|Lelia at Fort Donelson National Battlefield Park|
My daughter, Lelia, could have knocked me over with a feather recently when she informed me that she was interested in history. More precisely, she is interested in the American Civil War. Hoorah!
|Dad & Daughter at Fort Donelson|
She is going to school in Carbondale, IL and I said to her: "You know, Lelia, that your are living within a 2-hour drive of one of the most important battles of the Civil War. It's called Fort Donelson."
Lelia was excited to hear that and she asked if we could visit the site, just Dad and Daughter, the next time that I was visiting her in Carbondale. So we were visiting her on Parents' Weekend on the weekend of October 20, 2018 and I made arrangements to rent a car and drive to the battlefield on Sunday the 21st.
With a drive of about 2.5 hours one-way, we had a lot of time to catch up on things and have some lively discussions and debates about the state of the world today. That is priceless, as they say.
|Lelia and a 12-pound Napoleon|
When we arrived at the battlefield the first thing that we did was to stop in at the visitors' center so that Lelia could get a good background and overview of the battle and of General Grant's 1862 Campaign. We talked to one of the park rangers and he was envious that I had a daughter who was interested in Civil War history. "I hope that my kids will like the Civil War too," he said.

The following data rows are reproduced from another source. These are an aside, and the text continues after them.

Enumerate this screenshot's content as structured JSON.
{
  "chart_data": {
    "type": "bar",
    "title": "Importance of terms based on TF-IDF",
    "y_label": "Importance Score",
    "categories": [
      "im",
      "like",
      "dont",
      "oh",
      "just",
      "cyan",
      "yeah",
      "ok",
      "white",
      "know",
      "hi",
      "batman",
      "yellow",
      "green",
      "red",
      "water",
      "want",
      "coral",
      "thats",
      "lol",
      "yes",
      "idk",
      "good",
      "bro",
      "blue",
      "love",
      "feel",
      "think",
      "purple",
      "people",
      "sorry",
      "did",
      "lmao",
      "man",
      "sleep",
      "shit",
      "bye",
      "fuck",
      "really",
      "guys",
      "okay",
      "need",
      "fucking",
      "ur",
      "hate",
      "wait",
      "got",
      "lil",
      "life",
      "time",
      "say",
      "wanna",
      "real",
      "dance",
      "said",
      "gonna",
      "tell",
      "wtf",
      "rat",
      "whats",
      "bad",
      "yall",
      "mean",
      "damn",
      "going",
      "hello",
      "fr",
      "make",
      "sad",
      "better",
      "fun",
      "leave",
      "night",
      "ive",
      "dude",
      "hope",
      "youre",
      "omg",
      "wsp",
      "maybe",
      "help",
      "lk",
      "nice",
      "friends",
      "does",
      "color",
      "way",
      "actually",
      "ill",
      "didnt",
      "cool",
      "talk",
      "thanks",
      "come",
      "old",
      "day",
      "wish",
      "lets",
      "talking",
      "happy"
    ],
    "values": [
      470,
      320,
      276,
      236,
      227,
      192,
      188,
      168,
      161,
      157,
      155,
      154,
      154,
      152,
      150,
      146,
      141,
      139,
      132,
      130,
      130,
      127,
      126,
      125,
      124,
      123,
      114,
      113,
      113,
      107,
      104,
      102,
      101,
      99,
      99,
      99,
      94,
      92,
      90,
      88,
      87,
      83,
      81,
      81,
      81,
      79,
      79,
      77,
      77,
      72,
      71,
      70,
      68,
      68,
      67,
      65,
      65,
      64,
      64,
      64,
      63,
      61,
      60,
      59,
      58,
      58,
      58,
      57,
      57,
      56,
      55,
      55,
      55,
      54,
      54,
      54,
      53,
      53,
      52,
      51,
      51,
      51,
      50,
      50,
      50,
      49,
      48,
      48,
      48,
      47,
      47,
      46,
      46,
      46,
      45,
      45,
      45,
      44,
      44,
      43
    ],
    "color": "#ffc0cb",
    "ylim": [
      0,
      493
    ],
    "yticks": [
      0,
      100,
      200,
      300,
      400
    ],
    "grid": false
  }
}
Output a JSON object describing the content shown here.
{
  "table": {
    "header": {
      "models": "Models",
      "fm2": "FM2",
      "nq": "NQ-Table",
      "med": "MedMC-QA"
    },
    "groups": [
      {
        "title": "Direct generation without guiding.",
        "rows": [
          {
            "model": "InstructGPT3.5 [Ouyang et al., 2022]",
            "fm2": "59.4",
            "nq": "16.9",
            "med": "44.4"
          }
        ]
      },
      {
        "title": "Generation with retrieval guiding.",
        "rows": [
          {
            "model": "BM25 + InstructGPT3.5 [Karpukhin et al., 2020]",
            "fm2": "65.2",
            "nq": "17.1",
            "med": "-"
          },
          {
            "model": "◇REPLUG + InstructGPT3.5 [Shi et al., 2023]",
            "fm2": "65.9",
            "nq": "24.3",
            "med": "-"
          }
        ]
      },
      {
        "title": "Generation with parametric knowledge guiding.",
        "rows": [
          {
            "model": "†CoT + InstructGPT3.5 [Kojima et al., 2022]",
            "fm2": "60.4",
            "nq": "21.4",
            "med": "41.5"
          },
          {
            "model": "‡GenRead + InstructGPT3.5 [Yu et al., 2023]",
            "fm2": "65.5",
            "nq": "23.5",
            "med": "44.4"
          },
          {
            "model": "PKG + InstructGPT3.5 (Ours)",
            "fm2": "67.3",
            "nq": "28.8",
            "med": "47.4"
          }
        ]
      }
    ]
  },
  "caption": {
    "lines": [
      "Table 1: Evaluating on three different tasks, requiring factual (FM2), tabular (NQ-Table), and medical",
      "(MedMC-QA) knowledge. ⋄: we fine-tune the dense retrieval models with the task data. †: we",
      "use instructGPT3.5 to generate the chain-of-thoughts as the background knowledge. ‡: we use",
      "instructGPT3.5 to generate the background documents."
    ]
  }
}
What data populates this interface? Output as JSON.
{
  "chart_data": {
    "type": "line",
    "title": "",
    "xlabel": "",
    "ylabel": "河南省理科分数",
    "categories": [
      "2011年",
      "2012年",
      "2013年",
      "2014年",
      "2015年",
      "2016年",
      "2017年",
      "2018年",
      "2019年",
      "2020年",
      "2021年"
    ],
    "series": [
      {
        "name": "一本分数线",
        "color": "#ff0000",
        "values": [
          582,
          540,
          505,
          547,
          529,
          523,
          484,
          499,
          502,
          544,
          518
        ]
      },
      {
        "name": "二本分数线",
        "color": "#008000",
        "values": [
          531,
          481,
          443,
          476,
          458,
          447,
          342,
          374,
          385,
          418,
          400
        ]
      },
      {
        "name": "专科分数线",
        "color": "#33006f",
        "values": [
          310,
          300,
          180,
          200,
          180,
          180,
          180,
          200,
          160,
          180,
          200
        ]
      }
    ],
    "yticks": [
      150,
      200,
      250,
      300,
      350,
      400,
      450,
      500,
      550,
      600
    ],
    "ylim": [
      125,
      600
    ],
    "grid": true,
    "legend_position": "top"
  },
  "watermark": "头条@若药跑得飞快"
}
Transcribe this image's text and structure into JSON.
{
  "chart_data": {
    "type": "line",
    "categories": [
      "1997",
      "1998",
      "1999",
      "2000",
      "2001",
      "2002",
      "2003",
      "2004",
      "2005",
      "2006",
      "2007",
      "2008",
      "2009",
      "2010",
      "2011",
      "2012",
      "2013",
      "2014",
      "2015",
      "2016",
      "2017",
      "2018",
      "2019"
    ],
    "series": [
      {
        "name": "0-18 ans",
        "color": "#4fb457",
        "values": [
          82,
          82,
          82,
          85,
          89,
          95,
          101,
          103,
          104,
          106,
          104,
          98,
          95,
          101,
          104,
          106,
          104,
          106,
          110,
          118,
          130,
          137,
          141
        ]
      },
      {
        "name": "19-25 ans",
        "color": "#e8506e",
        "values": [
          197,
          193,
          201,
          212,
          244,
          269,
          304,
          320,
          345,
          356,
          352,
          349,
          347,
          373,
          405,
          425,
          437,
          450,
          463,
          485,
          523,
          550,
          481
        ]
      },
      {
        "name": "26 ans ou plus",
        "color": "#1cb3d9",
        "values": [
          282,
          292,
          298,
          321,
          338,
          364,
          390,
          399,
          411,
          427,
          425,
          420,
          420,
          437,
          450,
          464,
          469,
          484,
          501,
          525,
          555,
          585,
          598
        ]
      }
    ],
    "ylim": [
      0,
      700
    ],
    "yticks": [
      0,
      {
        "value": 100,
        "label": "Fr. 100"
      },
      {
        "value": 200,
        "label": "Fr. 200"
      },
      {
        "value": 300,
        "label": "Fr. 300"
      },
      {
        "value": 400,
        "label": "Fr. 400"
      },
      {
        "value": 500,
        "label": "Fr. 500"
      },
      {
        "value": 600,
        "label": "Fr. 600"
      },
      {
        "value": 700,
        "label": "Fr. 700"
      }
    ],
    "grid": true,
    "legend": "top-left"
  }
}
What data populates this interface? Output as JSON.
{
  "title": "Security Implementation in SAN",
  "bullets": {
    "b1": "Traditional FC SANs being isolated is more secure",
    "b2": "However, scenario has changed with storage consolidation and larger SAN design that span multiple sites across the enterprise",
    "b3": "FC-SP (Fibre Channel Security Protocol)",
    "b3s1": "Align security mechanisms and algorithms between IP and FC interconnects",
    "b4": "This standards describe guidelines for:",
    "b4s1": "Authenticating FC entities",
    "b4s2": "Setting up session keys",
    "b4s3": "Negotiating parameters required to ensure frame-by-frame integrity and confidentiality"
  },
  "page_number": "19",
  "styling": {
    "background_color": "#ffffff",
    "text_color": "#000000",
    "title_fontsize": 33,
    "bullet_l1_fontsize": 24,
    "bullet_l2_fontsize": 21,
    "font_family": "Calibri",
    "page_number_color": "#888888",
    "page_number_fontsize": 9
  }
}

So we did the driving tour of the battlefield, stopping and getting out of the car at various places along the route. We got to see some very well preserved entrenchments and quite a good collection of artillery pieces.
Lelia's favorite spot in the park was the view of the Cumberland River at the Lower Battery. I explained how Captain Foote tried to pass his flotilla of ironclad gunboats by the fort and reduce it with artillery fire at close range. This tactic had worked at nearby Fort Henry (which guarded the Tennessee River), but not so much at Fort Donelson. The battery of ten giant 30-pound Columbiad fortress guns pounded Foote's flotilla so hard that they had to turn around and retreat.
|The lower river battery overlooking the Cumberland River.|
|Park display sign that provides information about Foote's attempt to capture the fort from the river, |
in the same manner as used to capture nearby Fort Henry.
|I think that this is a 20-pound Parrot.|
|A view of the 30-pound Columbiad fortress cannon in the battery overlooking the Cumberland River.|
I have visited the battlefield three times now and I had yet to see the Dover Hotel, where Confederate General Simon Bolivar Buckner surrender his army of 13,000 to Union general Ulysses Simpson Grant. When Buckner asked Grant what the terms of surrender would be Grant replied,"I have nothing to offer but complete and unconditional surrender of your forces." Grant made it clear that if Buckner did not surrender, that he (Grant) was prepared to assault the fort with his army within the hour. Buckner accepted the terms.
Since Grant's initials were U.S. Grant, the Northern press took to calling him "Unconditional Surrender Grant."
It was late in the afternoon by the time we reached the Dover Hotel and discovered that it closed at 4PM. We arrived there at 4:15PM. So I have still not seen the hotel, at least from the inside, but I was able to view it from the outside.
|Lelia at the Dover Hotel, where General Simon Bolivar Buckner surrendered to Unconditional Surrender Grant.|
The following Monday, we took the Amtrack train from Carbondale to Chicago and returned home. Lelia had developed a case of bronchitis and so her school recommended that she go home with us and get well for a week.
|On the way home on the Amtrack train.|
I have now taken the train on this route three times and I still am in awe of the sight of the Chicago skyline as the train rolls towards the final stop at Union Station.
|Home is in sight - the impressive Chicago skyline from the south of the city.|
We both had a great time on our first battlefield visit. I told Lelia that Fort Donelson was the very first Civil War battlefield that I visited with my father. So history seems to be going in full circle. She wants to see more battlefields with me, and soon. Given Carbondale's proximity to Franklin and Shiloh, I would imagine that one or both of those sites will be the location of our next battlefield tour. I can't wait!